Mendengar kata-kata Lu An, Yao tak kuasa menahan senyum bahagia, berkata, “Kau tak akan melupakan kali ini.”
“Aku pasti tidak akan melupakannya,” kata Lu An.
Senyum Yao semakin lebar, lebih indah dari pemandangan sekitarnya. Tepat ketika Yao hendak mengatakan sesuatu, sebuah suara tiba-tiba terdengar dari jauh.
“Yao kecil, jadi kau di sini!”
Suara itu segera menarik perhatian Lu An dan Yao. Mereka berdua menoleh ke arah sumber suara dan langsung melihat dua orang berjalan cepat ke arah mereka.
Lu An mengenali salah satu dari dua pria itu; itu adalah Qi, orang yang pernah mengalami kejadian tidak menyenangkan dengannya kemarin. Namun, pria yang lain sama sekali tidak dikenal Lu An, dan dilihat dari pakaiannya, dia sepertinya bukan dari Alam Abadi.

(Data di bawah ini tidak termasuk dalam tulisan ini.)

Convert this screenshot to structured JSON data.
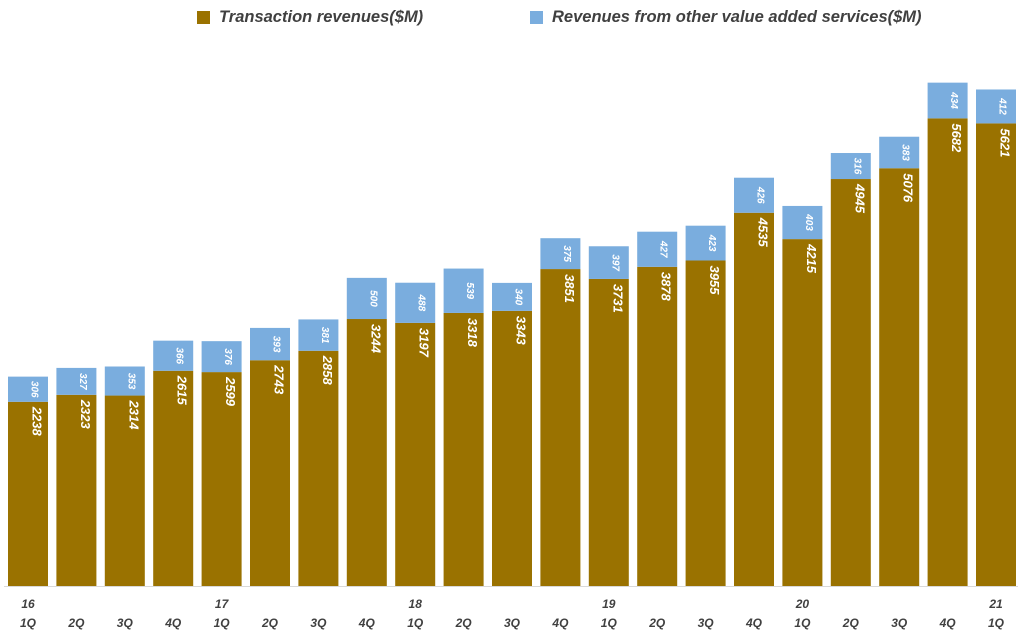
{
  "chart_data": {
    "type": "bar",
    "stacked": true,
    "title": "",
    "xlabel": "",
    "ylabel": "",
    "ylim": [
      0,
      6500
    ],
    "grid": false,
    "legend_position": "top-center",
    "colors": {
      "transaction": "#9a7200",
      "other": "#7aadde",
      "label_text": "#ffffff",
      "axis_text": "#404040",
      "baseline": "#d9d9d9"
    },
    "categories": [
      "16 1Q",
      "2Q",
      "3Q",
      "4Q",
      "17 1Q",
      "2Q",
      "3Q",
      "4Q",
      "18 1Q",
      "2Q",
      "3Q",
      "4Q",
      "19 1Q",
      "2Q",
      "3Q",
      "4Q",
      "20 1Q",
      "2Q",
      "3Q",
      "4Q",
      "21 1Q"
    ],
    "tick_quarters": [
      "1Q",
      "2Q",
      "3Q",
      "4Q",
      "1Q",
      "2Q",
      "3Q",
      "4Q",
      "1Q",
      "2Q",
      "3Q",
      "4Q",
      "1Q",
      "2Q",
      "3Q",
      "4Q",
      "1Q",
      "2Q",
      "3Q",
      "4Q",
      "1Q"
    ],
    "tick_years": [
      "16",
      "",
      "",
      "",
      "17",
      "",
      "",
      "",
      "18",
      "",
      "",
      "",
      "19",
      "",
      "",
      "",
      "20",
      "",
      "",
      "",
      "21"
    ],
    "series": [
      {
        "name": "Transaction revenues($M)",
        "key": "transaction",
        "values": [
          2238,
          2323,
          2314,
          2615,
          2599,
          2743,
          2858,
          3244,
          3197,
          3318,
          3343,
          3851,
          3731,
          3878,
          3955,
          4535,
          4215,
          4945,
          5076,
          5682,
          5621
        ]
      },
      {
        "name": "Revenues from other value added services($M)",
        "key": "other",
        "values": [
          306,
          327,
          353,
          366,
          376,
          393,
          381,
          500,
          488,
          539,
          340,
          375,
          397,
          427,
          423,
          426,
          403,
          316,
          383,
          434,
          412
        ]
      }
    ]
  }
}
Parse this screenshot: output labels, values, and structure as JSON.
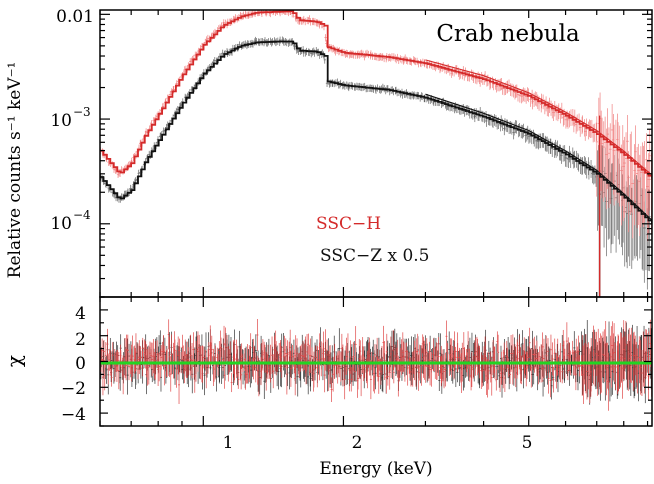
{
  "chart_data": [
    {
      "type": "line",
      "panel": "spectrum",
      "title": "Crab nebula",
      "xlabel": "Energy (keV)",
      "ylabel": "Relative counts s⁻¹ keV⁻¹",
      "xscale": "log",
      "yscale": "log",
      "xlim": [
        0.6,
        9.2
      ],
      "ylim": [
        2e-05,
        0.011
      ],
      "y_tick_labels": [
        {
          "value": 0.01,
          "label": "0.01"
        },
        {
          "value": 0.001,
          "base": "10",
          "exp": "−3"
        },
        {
          "value": 0.0001,
          "base": "10",
          "exp": "−4"
        }
      ],
      "series": [
        {
          "name": "SSC−H",
          "color": "#d42a2a",
          "x": [
            0.6,
            0.66,
            0.7,
            0.75,
            0.8,
            0.9,
            1.0,
            1.1,
            1.2,
            1.3,
            1.45,
            1.55,
            1.6,
            1.75,
            1.82,
            1.84,
            2.0,
            2.5,
            3.0,
            4.0,
            5.0,
            6.0,
            7.0,
            8.0,
            9.2
          ],
          "values": [
            0.0005,
            0.0003,
            0.00038,
            0.0007,
            0.0011,
            0.0026,
            0.0051,
            0.0078,
            0.0095,
            0.0104,
            0.0106,
            0.0107,
            0.0088,
            0.0085,
            0.0078,
            0.0049,
            0.0043,
            0.0039,
            0.0034,
            0.0024,
            0.00165,
            0.00108,
            0.00072,
            0.00046,
            0.00027
          ]
        },
        {
          "name": "SSC−Z x 0.5",
          "color": "#111111",
          "x": [
            0.6,
            0.66,
            0.7,
            0.75,
            0.8,
            0.9,
            1.0,
            1.1,
            1.2,
            1.3,
            1.45,
            1.55,
            1.6,
            1.75,
            1.82,
            1.84,
            2.0,
            2.5,
            3.0,
            4.0,
            5.0,
            6.0,
            7.0,
            8.0,
            9.2
          ],
          "values": [
            0.00028,
            0.00017,
            0.00021,
            0.00039,
            0.00062,
            0.0014,
            0.0027,
            0.0041,
            0.005,
            0.0054,
            0.0055,
            0.0055,
            0.0045,
            0.0044,
            0.004,
            0.0023,
            0.0021,
            0.0019,
            0.0016,
            0.00105,
            0.00072,
            0.00046,
            0.0003,
            0.00018,
            0.0001
          ]
        }
      ],
      "legend": [
        {
          "label": "SSC−H",
          "color": "#d42a2a"
        },
        {
          "label": "SSC−Z x 0.5",
          "color": "#111111"
        }
      ],
      "annotations": [
        "Crab nebula"
      ]
    },
    {
      "type": "line",
      "panel": "residuals",
      "xlabel": "Energy (keV)",
      "ylabel": "χ",
      "xscale": "log",
      "xlim": [
        0.6,
        9.2
      ],
      "ylim": [
        -5,
        5
      ],
      "x_ticks": [
        1,
        2,
        5
      ],
      "x_tick_labels": [
        "1",
        "2",
        "5"
      ],
      "y_ticks": [
        4,
        2,
        0,
        -2,
        -4
      ],
      "y_tick_labels": [
        "4",
        "2",
        "0",
        "−2",
        "−4"
      ],
      "series": [
        {
          "name": "SSC−H residuals",
          "color": "#d42a2a",
          "scatter_sigma": 1.0
        },
        {
          "name": "SSC−Z residuals",
          "color": "#111111",
          "scatter_sigma": 0.9
        }
      ],
      "zero_line": {
        "value": 0,
        "color": "#22d422"
      }
    }
  ]
}
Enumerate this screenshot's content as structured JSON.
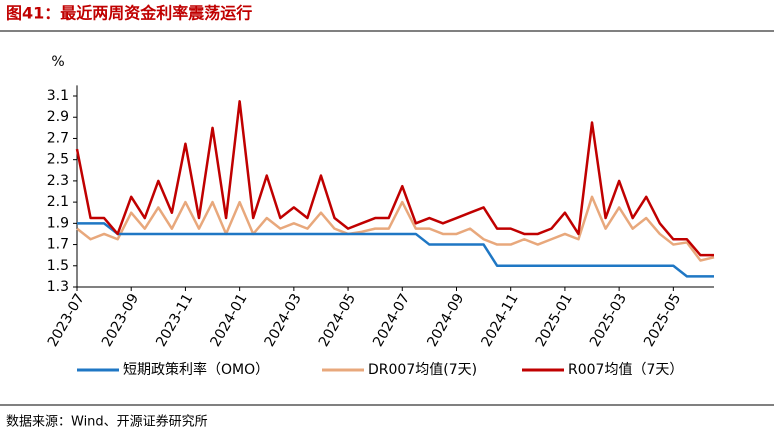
{
  "title": "图41：最近两周资金利率震荡运行",
  "source": "数据来源：Wind、开源证券研究所",
  "chart_data": {
    "type": "line",
    "y_unit": "%",
    "categories": [
      "2023-07",
      null,
      null,
      null,
      "2023-09",
      null,
      null,
      null,
      "2023-11",
      null,
      null,
      null,
      "2024-01",
      null,
      null,
      null,
      "2024-03",
      null,
      null,
      null,
      "2024-05",
      null,
      null,
      null,
      "2024-07",
      null,
      null,
      null,
      "2024-09",
      null,
      null,
      null,
      "2024-11",
      null,
      null,
      null,
      "2025-01",
      null,
      null,
      null,
      "2025-03",
      null,
      null,
      null,
      "2025-05",
      null,
      null,
      null
    ],
    "series": [
      {
        "name": "短期政策利率（OMO）",
        "color": "#1f77c4",
        "values": [
          1.9,
          1.9,
          1.9,
          1.8,
          1.8,
          1.8,
          1.8,
          1.8,
          1.8,
          1.8,
          1.8,
          1.8,
          1.8,
          1.8,
          1.8,
          1.8,
          1.8,
          1.8,
          1.8,
          1.8,
          1.8,
          1.8,
          1.8,
          1.8,
          1.8,
          1.8,
          1.7,
          1.7,
          1.7,
          1.7,
          1.7,
          1.5,
          1.5,
          1.5,
          1.5,
          1.5,
          1.5,
          1.5,
          1.5,
          1.5,
          1.5,
          1.5,
          1.5,
          1.5,
          1.5,
          1.4,
          1.4,
          1.4
        ]
      },
      {
        "name": "DR007均值(7天)",
        "color": "#e8a87c",
        "values": [
          1.85,
          1.75,
          1.8,
          1.75,
          2.0,
          1.85,
          2.05,
          1.85,
          2.1,
          1.85,
          2.1,
          1.8,
          2.1,
          1.8,
          1.95,
          1.85,
          1.9,
          1.85,
          2.0,
          1.85,
          1.8,
          1.82,
          1.85,
          1.85,
          2.1,
          1.85,
          1.85,
          1.8,
          1.8,
          1.85,
          1.75,
          1.7,
          1.7,
          1.75,
          1.7,
          1.75,
          1.8,
          1.75,
          2.15,
          1.85,
          2.05,
          1.85,
          1.95,
          1.8,
          1.7,
          1.72,
          1.55,
          1.58
        ]
      },
      {
        "name": "R007均值（7天）",
        "color": "#c00000",
        "values": [
          2.6,
          1.95,
          1.95,
          1.8,
          2.15,
          1.95,
          2.3,
          2.0,
          2.65,
          1.95,
          2.8,
          1.95,
          3.05,
          1.95,
          2.35,
          1.95,
          2.05,
          1.95,
          2.35,
          1.95,
          1.85,
          1.9,
          1.95,
          1.95,
          2.25,
          1.9,
          1.95,
          1.9,
          1.95,
          2.0,
          2.05,
          1.85,
          1.85,
          1.8,
          1.8,
          1.85,
          2.0,
          1.8,
          2.85,
          1.95,
          2.3,
          1.95,
          2.15,
          1.9,
          1.75,
          1.75,
          1.6,
          1.6
        ]
      }
    ],
    "ylim": [
      1.3,
      3.2
    ],
    "yticks": [
      1.3,
      1.5,
      1.7,
      1.9,
      2.1,
      2.3,
      2.5,
      2.7,
      2.9,
      3.1
    ]
  }
}
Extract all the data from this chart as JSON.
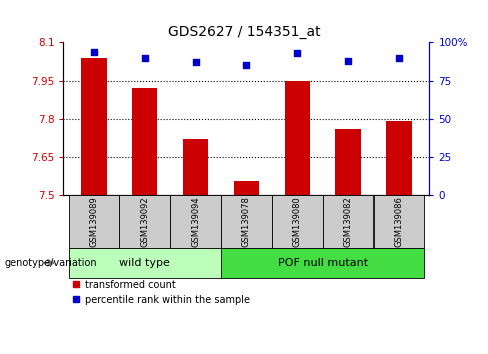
{
  "title": "GDS2627 / 154351_at",
  "samples": [
    "GSM139089",
    "GSM139092",
    "GSM139094",
    "GSM139078",
    "GSM139080",
    "GSM139082",
    "GSM139086"
  ],
  "bar_values": [
    8.04,
    7.92,
    7.72,
    7.555,
    7.95,
    7.76,
    7.79
  ],
  "percentile_values": [
    94,
    90,
    87,
    85,
    93,
    88,
    90
  ],
  "ylim_left": [
    7.5,
    8.1
  ],
  "ylim_right": [
    0,
    100
  ],
  "yticks_left": [
    7.5,
    7.65,
    7.8,
    7.95,
    8.1
  ],
  "ytick_labels_left": [
    "7.5",
    "7.65",
    "7.8",
    "7.95",
    "8.1"
  ],
  "yticks_right": [
    0,
    25,
    50,
    75,
    100
  ],
  "ytick_labels_right": [
    "0",
    "25",
    "50",
    "75",
    "100%"
  ],
  "bar_color": "#CC0000",
  "dot_color": "#0000CC",
  "grid_color": "#000000",
  "group1_label": "wild type",
  "group2_label": "POF null mutant",
  "group1_indices": [
    0,
    1,
    2
  ],
  "group2_indices": [
    3,
    4,
    5,
    6
  ],
  "group1_color": "#bbffbb",
  "group2_color": "#44dd44",
  "genotype_label": "genotype/variation",
  "legend_bar_label": "transformed count",
  "legend_dot_label": "percentile rank within the sample",
  "tick_color_left": "#CC0000",
  "tick_color_right": "#0000CC",
  "bar_width": 0.5,
  "background_color": "#ffffff",
  "sample_box_color": "#cccccc"
}
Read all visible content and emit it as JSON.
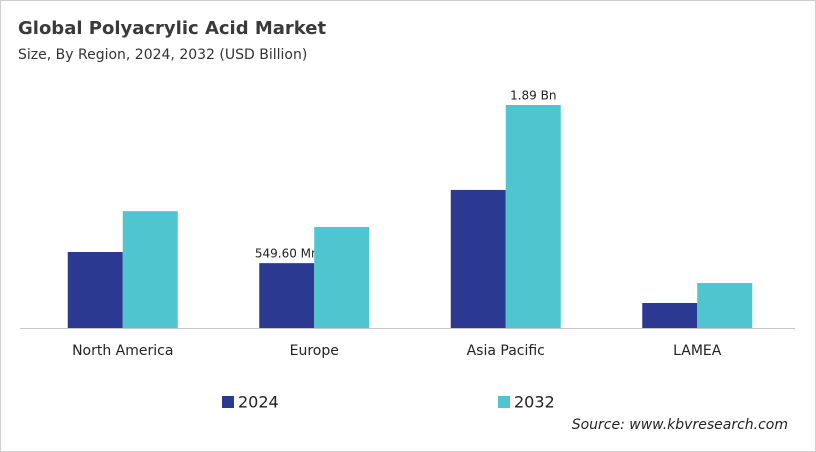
{
  "chart_data": {
    "type": "bar",
    "title": "Global Polyacrylic Acid Market",
    "subtitle": "Size, By Region, 2024, 2032 (USD Billion)",
    "categories": [
      "North America",
      "Europe",
      "Asia Pacific",
      "LAMEA"
    ],
    "series": [
      {
        "name": "2024",
        "color": "#2b3990",
        "values": [
          0.644,
          0.5496,
          1.17,
          0.212
        ],
        "value_labels": [
          null,
          "549.60  Mn",
          null,
          null
        ]
      },
      {
        "name": "2032",
        "color": "#4fc5d0",
        "values": [
          0.99,
          0.856,
          1.89,
          0.381
        ],
        "value_labels": [
          null,
          null,
          "1.89 Bn",
          null
        ]
      }
    ],
    "source": "Source: www.kbvresearch.com"
  }
}
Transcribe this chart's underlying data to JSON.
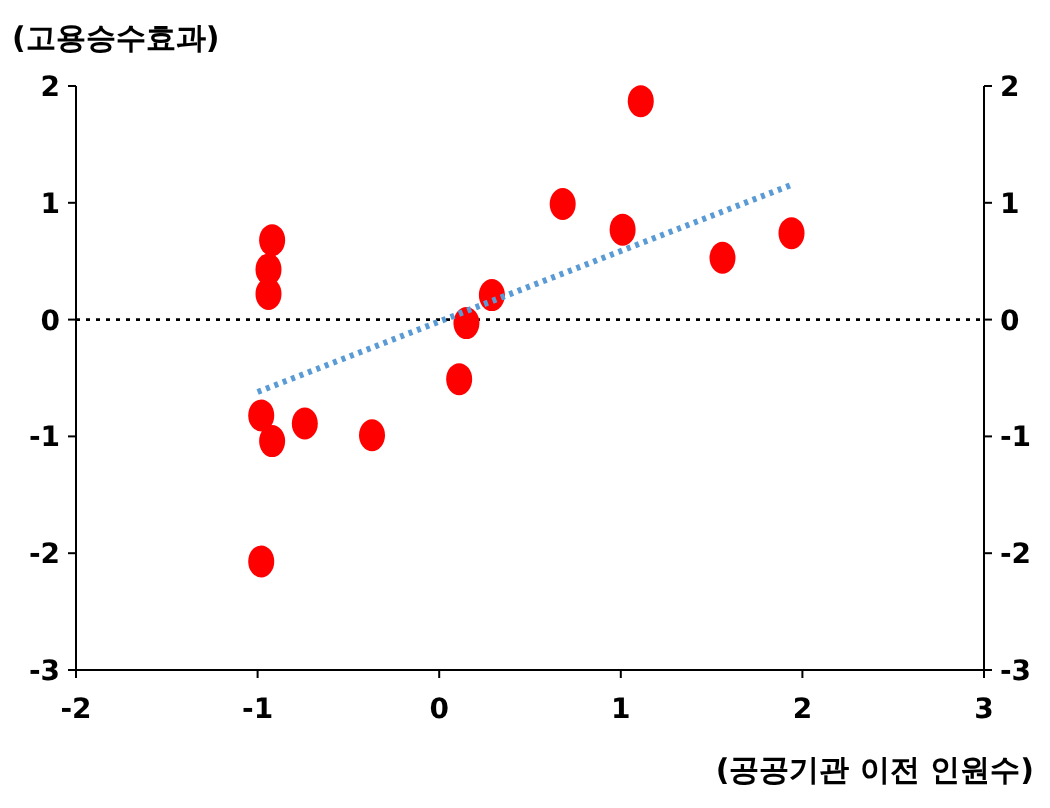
{
  "chart_data": {
    "type": "scatter",
    "ylabel": "(고용승수효과)",
    "xlabel": "(공공기관 이전 인원수)",
    "xlim": [
      -2,
      3
    ],
    "xticks": [
      -2,
      -1,
      0,
      1,
      2,
      3
    ],
    "ylim": [
      -3,
      2
    ],
    "yticks": [
      -3,
      -2,
      -1,
      0,
      1,
      2
    ],
    "y2lim": [
      -3,
      2
    ],
    "y2ticks": [
      -3,
      -2,
      -1,
      0,
      1,
      2
    ],
    "grid": false,
    "marker": "circle",
    "series": [
      {
        "color": "#ff0000",
        "x": [
          -0.92,
          -0.94,
          -0.94,
          -0.98,
          -0.92,
          -0.74,
          -0.37,
          -0.98,
          0.11,
          0.15,
          0.29,
          0.68,
          1.11,
          1.01,
          1.56,
          1.94
        ],
        "values": [
          0.68,
          0.43,
          0.22,
          -0.82,
          -1.04,
          -0.89,
          -0.99,
          -2.07,
          -0.51,
          -0.03,
          0.21,
          0.99,
          1.87,
          0.77,
          0.53,
          0.74
        ]
      },
      {
        "type": "line",
        "color": "#5b9bd5",
        "line_style": "dotted",
        "marker": "none",
        "x": [
          -1.0,
          1.95
        ],
        "values": [
          -0.62,
          1.16
        ]
      }
    ],
    "ref_lines": [
      {
        "axis": "y",
        "value": 0,
        "color": "#000000",
        "line_style": "dotted"
      }
    ]
  }
}
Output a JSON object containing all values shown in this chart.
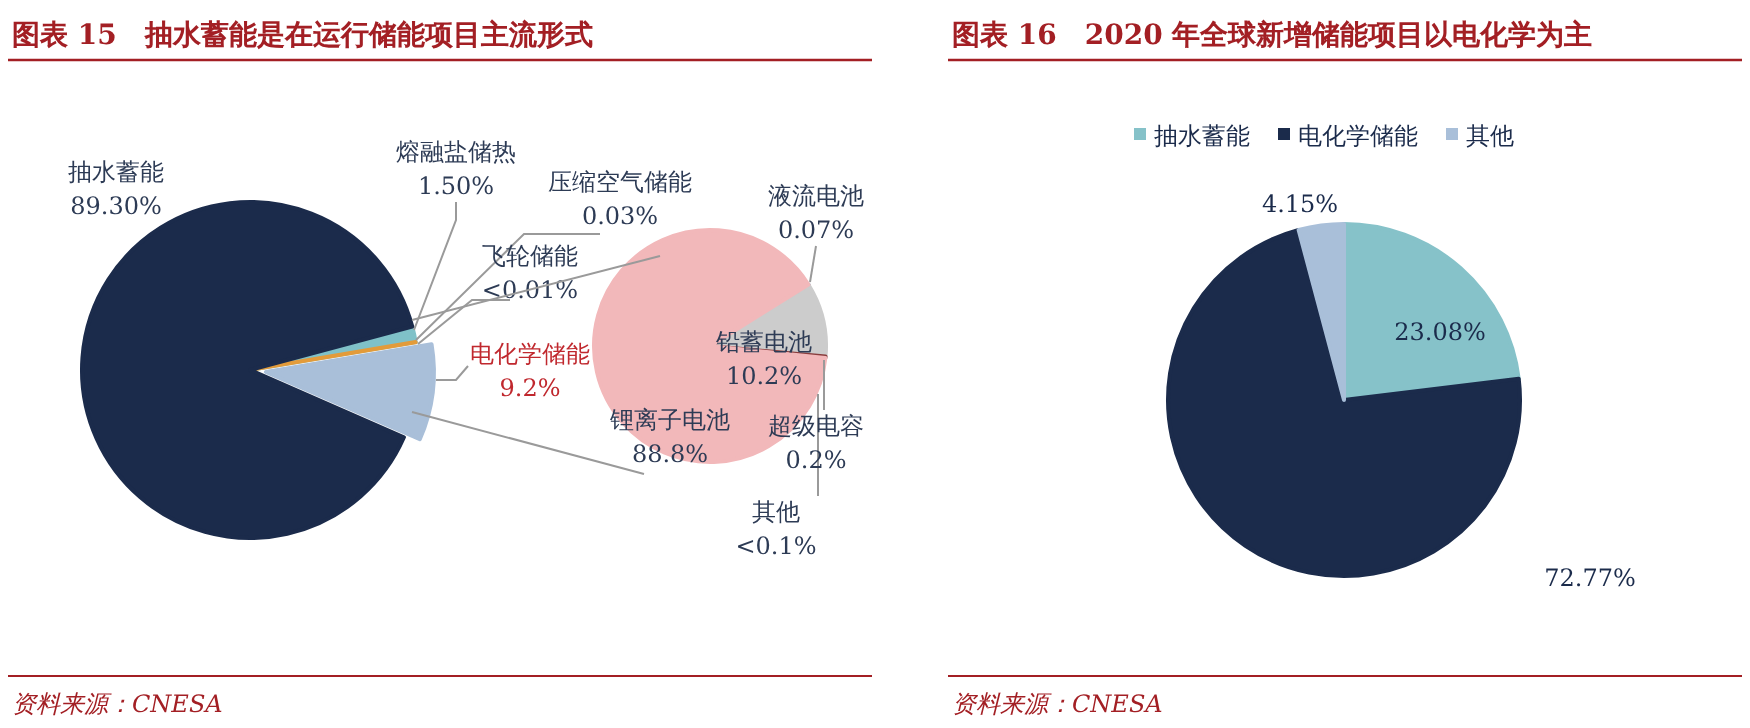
{
  "chart_data": [
    {
      "type": "pie",
      "title": "图表 15　抽水蓄能是在运行储能项目主流形式",
      "categories": [
        "熔融盐储热",
        "压缩空气储能",
        "飞轮储能",
        "电化学储能",
        "抽水蓄能"
      ],
      "values": [
        1.5,
        0.03,
        null,
        9.2,
        89.3
      ],
      "value_labels": [
        "1.50%",
        "0.03%",
        "<0.01%",
        "9.2%",
        "89.30%"
      ],
      "colors": [
        "#7fc1c8",
        "#e39b3a",
        null,
        "#a9bfd9",
        "#1b2b4b"
      ],
      "annotations": [
        "资料来源：CNESA"
      ]
    },
    {
      "type": "pie",
      "categories": [
        "液流电池",
        "铅蓄电池",
        "超级电容",
        "其他",
        "锂离子电池"
      ],
      "values": [
        0.07,
        10.2,
        0.2,
        null,
        88.8
      ],
      "value_labels": [
        "0.07%",
        "10.2%",
        "0.2%",
        "<0.1%",
        "88.8%"
      ],
      "colors": [
        "#4a7db5",
        "#cccccc",
        "#8a3d3d",
        null,
        "#f2b8ba"
      ]
    },
    {
      "type": "pie",
      "title": "图表 16　2020 年全球新增储能项目以电化学为主",
      "categories": [
        "抽水蓄能",
        "电化学储能",
        "其他"
      ],
      "values": [
        23.08,
        72.77,
        4.15
      ],
      "value_labels": [
        "23.08%",
        "72.77%",
        "4.15%"
      ],
      "colors": [
        "#86c2c9",
        "#1b2b4b",
        "#a9bfd9"
      ],
      "legend": "top",
      "annotations": [
        "资料来源：CNESA"
      ]
    }
  ]
}
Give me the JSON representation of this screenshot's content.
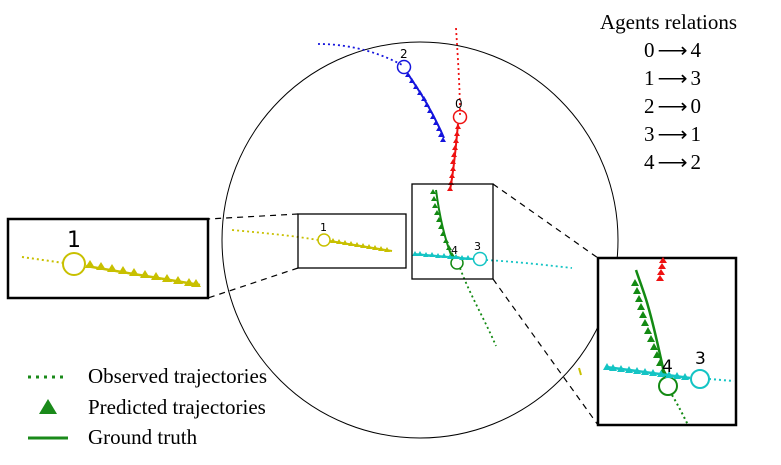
{
  "relations": {
    "title": "Agents relations",
    "arrow": "⟶",
    "pairs": [
      {
        "from": "0",
        "to": "4"
      },
      {
        "from": "1",
        "to": "3"
      },
      {
        "from": "2",
        "to": "0"
      },
      {
        "from": "3",
        "to": "1"
      },
      {
        "from": "4",
        "to": "2"
      }
    ]
  },
  "legend": {
    "observed": "Observed trajectories",
    "predicted": "Predicted trajectories",
    "ground_truth": "Ground truth"
  },
  "agents": {
    "a0": "0",
    "a1": "1",
    "a2": "2",
    "a3": "3",
    "a4": "4"
  },
  "insets": {
    "left_label": "1",
    "right_label_a": "4",
    "right_label_b": "3"
  },
  "colors": {
    "agent0": "#ee1111",
    "agent1": "#c8c000",
    "agent2": "#1515dd",
    "agent3": "#14c4c4",
    "agent4": "#138a13",
    "legend": "#1a8a1a"
  }
}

Kedua pria itu melangkah mendekati Yao dan Lu An. Yao dengan sopan berdiri dan berkata kepada orang asing itu, “Apa yang membawamu kemari?”
“Tentu saja, aku datang untuk menemuimu,” kata pria itu, senyum langsung terukir di wajahnya. “Aku sudah berbulan-bulan tidak ke sini; sudah lama sekali aku tidak melihatmu.”
Saat berbicara, ekspresi pria itu tiba-tiba berubah. Ia menoleh ke Lu An, wajahnya memerah, dan berkata, “Lagipula, aku juga ingin melihat siapa yang begitu kurang ajar sampai mengganggu Yao kecilku!”